While researchers and clinicians are largely enthusiastic about using liquid biopsies to detect and monitor cancer, they aren't quite ready yet to replace conventional biopsies, Nature News reports.
It recounts the story of an 80-year-old woman with lung cancer who underwent a lung biopsy and targeted treatment, and though her cancer retreated, it then came back. Rather than do another painful lung biopsy, her oncologist, Geoffrey Oxnard, who is at the Dana-Farber Cancer Institute, instead turned to a liquid biopsy. From a sample of the patient's blood, Oxnard determined that her tumor had mutated to become resistant to her current treatment.

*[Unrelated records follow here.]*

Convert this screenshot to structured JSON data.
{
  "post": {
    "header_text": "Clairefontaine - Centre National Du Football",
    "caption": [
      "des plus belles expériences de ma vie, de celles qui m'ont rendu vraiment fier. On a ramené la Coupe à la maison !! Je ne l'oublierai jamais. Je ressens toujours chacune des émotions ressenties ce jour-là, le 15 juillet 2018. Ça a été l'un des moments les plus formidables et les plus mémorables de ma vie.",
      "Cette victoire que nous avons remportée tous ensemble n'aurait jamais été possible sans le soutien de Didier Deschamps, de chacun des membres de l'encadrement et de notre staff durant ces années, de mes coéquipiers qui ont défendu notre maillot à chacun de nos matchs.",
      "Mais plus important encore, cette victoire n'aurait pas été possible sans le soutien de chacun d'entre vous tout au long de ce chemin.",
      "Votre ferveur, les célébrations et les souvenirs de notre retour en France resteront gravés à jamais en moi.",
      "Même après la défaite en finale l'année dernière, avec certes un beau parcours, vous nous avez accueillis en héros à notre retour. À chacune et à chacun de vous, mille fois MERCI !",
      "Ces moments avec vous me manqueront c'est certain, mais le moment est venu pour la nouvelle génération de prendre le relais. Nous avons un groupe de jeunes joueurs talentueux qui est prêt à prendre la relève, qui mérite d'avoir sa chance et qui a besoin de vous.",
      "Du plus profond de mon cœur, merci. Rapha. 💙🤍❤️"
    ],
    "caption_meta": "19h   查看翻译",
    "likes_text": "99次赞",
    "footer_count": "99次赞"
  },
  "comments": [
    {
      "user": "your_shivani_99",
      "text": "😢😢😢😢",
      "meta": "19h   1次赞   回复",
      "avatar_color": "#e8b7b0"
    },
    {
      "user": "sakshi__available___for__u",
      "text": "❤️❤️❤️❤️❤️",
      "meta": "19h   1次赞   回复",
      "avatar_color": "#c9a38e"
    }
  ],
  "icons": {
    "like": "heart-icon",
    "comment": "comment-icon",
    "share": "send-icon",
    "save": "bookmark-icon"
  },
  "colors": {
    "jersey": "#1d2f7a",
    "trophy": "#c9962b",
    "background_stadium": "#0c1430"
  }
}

But, a drug against that mutation was under study, and he got her enrolled in the trial.
However, Nature News notes that the patient, in order to be enrolled, had to undergo a conventional biopsy to confirm the liquid biopsy findings to enroll in the trial, as there are questions reading the approach's accuracy and sensitivity.
Next-generation sequencing approaches and digital PCR are helping researchers and clinicians wring the most out of liquid biopsies as they enable tumor and normal DNA to be told apart and detect low amounts of DNA from blood, respectively.
At the same time, there are three different liquid biopsy approaches. It can examine cell-free DNA, tumor cells that have broken free, or exosomes shed by cells. As Nature News writes, each of these approaches offer slightly different views into disease, but they still need to be refined. "They have a powerful role in helping patients get to the right treatment," Oxnard adds.